January 23, 2026
Zachary Lamb gives talk at UCLA on “The Power to Act: Property, Agency, and Transformative Climate Adaptation in California’s Manufactured Home Parks”
Over 20 million Americans live in manufactured housing and 1.6 million Californians live in manufactured home parks, otherwise known as “mobile home parks” or “trailer parks.” These neighborhoods provide essential affordable housing in communities across the state. However, park residents face a double burden of tenure insecurity and heightened vulnerability to climate change and other hazards. Mobile home park ownership is increasingly consolidating as investors and corporate owners buy parks previously owned by ‘mom-and-pop’ landlords. Simultaneously, public entities, non-profits, and resident cooperatives are buying parks to preserve their affordability. These varied ownership and governance regimes exert powerful influences on residents’ lives under both everyday circumstances and in the event of climate change-linked disruptions.
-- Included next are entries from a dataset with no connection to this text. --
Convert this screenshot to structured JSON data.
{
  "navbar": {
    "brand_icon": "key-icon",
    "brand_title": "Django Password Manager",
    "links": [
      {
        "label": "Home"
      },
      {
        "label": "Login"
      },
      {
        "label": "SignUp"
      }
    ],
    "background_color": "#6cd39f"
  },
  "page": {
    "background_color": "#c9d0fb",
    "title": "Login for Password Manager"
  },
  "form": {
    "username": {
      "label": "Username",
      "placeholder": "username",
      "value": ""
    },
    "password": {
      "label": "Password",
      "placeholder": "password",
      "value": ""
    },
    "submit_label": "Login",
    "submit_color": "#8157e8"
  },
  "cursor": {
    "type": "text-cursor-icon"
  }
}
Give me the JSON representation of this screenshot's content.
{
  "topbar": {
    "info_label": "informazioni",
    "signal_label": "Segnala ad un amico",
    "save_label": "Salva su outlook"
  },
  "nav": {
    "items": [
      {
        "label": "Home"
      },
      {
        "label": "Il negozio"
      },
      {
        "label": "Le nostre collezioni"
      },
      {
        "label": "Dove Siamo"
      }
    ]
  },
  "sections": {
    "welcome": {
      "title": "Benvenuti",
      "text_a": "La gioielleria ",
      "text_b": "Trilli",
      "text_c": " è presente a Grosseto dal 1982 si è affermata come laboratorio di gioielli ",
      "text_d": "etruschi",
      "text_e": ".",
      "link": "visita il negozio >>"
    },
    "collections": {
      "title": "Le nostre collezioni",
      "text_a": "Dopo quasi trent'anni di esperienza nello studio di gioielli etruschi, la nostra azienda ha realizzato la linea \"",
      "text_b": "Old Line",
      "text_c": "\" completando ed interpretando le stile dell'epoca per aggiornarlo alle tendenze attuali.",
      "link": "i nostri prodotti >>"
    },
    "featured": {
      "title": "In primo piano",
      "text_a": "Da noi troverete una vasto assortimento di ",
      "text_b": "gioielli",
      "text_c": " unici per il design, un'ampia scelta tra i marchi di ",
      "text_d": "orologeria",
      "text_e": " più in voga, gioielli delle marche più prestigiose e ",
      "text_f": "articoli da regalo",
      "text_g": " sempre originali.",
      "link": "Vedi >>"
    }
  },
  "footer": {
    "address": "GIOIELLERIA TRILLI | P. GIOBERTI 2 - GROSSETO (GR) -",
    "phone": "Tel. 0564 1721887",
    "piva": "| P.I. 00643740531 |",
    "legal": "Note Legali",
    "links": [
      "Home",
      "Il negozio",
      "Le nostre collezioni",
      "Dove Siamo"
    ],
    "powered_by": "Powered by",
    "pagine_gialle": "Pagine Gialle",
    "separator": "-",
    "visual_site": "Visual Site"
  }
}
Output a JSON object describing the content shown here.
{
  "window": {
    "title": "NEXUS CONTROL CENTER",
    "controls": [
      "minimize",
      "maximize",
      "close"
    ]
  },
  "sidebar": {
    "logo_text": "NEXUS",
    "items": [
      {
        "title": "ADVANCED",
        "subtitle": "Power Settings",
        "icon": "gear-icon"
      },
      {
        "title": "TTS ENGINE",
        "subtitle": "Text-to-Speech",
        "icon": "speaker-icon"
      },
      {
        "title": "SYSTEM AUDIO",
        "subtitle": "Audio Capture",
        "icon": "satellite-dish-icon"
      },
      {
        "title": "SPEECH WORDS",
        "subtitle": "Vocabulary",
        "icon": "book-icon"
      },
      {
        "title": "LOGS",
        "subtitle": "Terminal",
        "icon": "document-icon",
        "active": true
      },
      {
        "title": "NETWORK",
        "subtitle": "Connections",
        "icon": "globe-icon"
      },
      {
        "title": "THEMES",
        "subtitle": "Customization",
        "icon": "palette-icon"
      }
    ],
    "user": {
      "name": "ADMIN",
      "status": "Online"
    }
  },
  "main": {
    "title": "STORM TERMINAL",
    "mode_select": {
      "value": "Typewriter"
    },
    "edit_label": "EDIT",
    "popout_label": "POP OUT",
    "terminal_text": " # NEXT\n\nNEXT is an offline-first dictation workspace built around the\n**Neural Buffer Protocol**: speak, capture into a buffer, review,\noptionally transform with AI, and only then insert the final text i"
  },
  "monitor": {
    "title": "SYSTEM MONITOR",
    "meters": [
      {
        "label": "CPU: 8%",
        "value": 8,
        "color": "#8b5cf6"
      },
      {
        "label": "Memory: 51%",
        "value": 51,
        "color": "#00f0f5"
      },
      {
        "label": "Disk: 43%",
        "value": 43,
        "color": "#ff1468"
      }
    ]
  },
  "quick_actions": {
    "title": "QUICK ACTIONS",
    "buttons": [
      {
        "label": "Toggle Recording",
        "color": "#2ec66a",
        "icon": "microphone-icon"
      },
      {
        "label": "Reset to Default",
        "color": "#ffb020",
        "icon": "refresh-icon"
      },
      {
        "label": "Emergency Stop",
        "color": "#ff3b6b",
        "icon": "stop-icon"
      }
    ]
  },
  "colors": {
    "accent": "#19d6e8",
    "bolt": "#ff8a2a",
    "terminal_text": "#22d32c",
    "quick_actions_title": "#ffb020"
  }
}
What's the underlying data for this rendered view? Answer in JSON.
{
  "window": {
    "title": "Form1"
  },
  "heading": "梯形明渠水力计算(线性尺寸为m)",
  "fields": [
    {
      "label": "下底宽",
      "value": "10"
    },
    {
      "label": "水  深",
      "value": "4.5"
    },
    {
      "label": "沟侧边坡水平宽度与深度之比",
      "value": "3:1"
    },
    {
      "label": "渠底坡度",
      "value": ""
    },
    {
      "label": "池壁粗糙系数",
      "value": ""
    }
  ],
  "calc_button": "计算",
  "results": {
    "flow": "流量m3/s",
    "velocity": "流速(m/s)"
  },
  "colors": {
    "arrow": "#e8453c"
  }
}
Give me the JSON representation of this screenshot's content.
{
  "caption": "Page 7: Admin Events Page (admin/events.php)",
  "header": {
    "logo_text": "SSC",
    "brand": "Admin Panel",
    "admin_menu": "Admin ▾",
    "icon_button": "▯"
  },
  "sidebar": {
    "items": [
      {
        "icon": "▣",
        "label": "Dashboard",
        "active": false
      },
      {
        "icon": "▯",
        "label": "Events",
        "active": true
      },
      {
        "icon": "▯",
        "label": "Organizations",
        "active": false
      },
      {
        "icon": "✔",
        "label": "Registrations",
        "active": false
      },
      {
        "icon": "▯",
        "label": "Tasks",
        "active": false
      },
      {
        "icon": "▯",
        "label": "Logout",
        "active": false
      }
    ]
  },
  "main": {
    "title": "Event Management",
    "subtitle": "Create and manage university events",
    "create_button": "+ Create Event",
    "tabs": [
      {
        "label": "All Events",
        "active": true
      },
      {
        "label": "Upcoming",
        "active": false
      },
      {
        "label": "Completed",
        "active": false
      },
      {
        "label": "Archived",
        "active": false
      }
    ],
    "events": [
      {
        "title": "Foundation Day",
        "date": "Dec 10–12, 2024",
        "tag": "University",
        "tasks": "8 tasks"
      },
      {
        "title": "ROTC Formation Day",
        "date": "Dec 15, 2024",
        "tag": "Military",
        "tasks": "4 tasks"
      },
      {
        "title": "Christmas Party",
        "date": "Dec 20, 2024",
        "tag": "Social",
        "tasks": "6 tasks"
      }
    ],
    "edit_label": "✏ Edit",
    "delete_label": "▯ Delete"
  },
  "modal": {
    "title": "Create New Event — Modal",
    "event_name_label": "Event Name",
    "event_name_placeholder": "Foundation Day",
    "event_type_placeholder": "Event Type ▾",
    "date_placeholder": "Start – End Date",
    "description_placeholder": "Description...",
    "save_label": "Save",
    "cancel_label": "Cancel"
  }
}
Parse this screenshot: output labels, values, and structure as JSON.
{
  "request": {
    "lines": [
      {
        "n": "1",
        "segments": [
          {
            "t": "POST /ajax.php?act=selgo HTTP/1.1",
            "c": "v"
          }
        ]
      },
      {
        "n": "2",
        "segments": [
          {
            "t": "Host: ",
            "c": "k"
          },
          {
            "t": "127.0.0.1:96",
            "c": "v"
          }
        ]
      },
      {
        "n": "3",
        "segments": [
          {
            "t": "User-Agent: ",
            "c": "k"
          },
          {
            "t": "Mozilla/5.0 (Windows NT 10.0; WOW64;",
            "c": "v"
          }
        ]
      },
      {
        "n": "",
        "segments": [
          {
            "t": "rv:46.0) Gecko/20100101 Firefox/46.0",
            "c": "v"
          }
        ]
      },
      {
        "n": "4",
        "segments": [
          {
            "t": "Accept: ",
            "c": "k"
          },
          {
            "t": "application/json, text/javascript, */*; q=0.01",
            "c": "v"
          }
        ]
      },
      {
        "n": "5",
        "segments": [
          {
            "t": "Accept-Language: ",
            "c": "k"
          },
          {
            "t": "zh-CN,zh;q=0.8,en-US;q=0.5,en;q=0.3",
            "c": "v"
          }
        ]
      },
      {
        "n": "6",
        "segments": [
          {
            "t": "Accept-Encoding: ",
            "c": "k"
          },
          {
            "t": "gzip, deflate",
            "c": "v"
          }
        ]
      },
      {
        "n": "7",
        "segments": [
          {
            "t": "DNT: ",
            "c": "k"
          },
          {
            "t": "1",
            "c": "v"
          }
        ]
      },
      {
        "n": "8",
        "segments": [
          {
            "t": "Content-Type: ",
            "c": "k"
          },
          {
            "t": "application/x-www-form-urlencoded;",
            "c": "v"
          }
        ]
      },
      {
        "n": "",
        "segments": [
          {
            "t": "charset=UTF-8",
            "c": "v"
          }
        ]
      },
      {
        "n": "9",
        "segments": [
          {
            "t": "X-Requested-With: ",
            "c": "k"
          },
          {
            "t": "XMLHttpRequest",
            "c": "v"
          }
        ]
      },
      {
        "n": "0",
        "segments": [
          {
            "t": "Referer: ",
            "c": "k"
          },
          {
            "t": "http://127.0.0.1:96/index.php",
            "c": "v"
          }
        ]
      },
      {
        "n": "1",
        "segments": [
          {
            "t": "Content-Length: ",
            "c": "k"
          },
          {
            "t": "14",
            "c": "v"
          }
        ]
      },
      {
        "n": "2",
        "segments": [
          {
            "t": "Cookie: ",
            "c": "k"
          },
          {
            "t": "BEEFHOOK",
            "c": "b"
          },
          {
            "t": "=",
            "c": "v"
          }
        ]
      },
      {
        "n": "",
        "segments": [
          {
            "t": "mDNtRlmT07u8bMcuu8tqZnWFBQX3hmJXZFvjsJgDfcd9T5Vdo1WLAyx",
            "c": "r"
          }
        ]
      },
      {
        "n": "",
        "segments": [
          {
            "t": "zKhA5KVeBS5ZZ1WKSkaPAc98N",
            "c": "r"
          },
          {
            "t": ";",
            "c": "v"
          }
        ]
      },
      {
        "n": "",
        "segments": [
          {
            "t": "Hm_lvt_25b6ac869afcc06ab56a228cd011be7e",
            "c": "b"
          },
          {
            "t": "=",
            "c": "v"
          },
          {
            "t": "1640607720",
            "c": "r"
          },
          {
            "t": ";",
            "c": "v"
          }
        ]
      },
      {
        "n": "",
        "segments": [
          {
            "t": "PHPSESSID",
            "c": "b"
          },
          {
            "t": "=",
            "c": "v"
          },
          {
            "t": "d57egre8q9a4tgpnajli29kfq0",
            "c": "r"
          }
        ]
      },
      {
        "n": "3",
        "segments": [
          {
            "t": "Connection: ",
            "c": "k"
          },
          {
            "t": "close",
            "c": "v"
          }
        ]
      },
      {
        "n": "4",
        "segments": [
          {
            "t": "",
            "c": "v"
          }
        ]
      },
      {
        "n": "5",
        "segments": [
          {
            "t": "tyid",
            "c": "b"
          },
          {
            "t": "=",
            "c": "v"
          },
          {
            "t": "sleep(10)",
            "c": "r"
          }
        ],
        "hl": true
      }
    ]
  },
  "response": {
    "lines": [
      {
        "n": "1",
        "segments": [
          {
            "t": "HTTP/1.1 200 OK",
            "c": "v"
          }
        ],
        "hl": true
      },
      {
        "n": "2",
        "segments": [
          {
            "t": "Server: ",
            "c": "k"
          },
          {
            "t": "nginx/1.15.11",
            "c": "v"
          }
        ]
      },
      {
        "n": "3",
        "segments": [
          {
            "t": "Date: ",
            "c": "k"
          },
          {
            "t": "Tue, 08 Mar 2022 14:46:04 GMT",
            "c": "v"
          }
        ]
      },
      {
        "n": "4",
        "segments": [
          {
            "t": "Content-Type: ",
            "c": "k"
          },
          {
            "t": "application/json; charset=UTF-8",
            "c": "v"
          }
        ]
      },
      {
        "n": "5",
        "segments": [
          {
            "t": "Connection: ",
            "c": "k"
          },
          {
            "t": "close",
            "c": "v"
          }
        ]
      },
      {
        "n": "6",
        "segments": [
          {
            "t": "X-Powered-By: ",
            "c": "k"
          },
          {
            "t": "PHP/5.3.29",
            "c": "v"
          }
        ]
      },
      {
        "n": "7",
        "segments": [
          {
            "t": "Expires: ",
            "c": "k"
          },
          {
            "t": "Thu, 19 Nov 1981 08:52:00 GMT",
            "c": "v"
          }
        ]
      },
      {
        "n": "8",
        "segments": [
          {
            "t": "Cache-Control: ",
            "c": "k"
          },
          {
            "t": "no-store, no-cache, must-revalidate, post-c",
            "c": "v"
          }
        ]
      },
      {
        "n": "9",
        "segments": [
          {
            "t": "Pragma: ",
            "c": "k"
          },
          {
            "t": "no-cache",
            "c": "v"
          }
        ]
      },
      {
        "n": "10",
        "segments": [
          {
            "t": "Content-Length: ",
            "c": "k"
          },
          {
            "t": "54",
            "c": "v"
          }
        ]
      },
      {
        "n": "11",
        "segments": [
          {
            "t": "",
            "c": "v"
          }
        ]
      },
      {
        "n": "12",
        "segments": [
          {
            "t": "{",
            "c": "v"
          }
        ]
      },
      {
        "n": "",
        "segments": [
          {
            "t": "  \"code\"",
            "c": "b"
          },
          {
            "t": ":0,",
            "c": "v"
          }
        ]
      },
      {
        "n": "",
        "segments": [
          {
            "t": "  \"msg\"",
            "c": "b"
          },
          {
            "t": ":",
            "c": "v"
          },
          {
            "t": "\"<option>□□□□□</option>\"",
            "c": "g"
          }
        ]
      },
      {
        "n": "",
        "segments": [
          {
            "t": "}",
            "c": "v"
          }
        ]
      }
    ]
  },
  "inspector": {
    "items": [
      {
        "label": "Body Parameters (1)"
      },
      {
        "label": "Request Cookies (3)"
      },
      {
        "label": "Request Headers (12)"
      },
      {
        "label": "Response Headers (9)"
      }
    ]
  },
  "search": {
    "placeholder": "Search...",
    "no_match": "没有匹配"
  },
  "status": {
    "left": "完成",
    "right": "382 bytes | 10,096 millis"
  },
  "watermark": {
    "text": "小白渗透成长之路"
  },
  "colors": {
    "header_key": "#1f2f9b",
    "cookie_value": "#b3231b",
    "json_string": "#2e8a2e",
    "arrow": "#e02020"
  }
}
This project explores the question: How does manufactured home park ownership and governance shape residents’ vulnerability and adaptation to climate change related hazards? The research includes a state-wide mobile home park ownership census and geospatial analysis of climate vulnerabilities. Drawing on these statewide analyses, this talk centers case studies informed by ethnographic fieldwork in climate vulnerable manufactured home parks across the San Francisco Bay Area and Delta regions. The research suggests that mobile home parks can be venues for transformative adaptation, giving low- and moderate-income people the power to act in the face of climate change and other threats. However, these transformative potentials are mediated by ownership and governance arrangements, which shape residents’ security, agency, and resources. This inquiry offers insights on transformative adaptation across community types in California and beyond.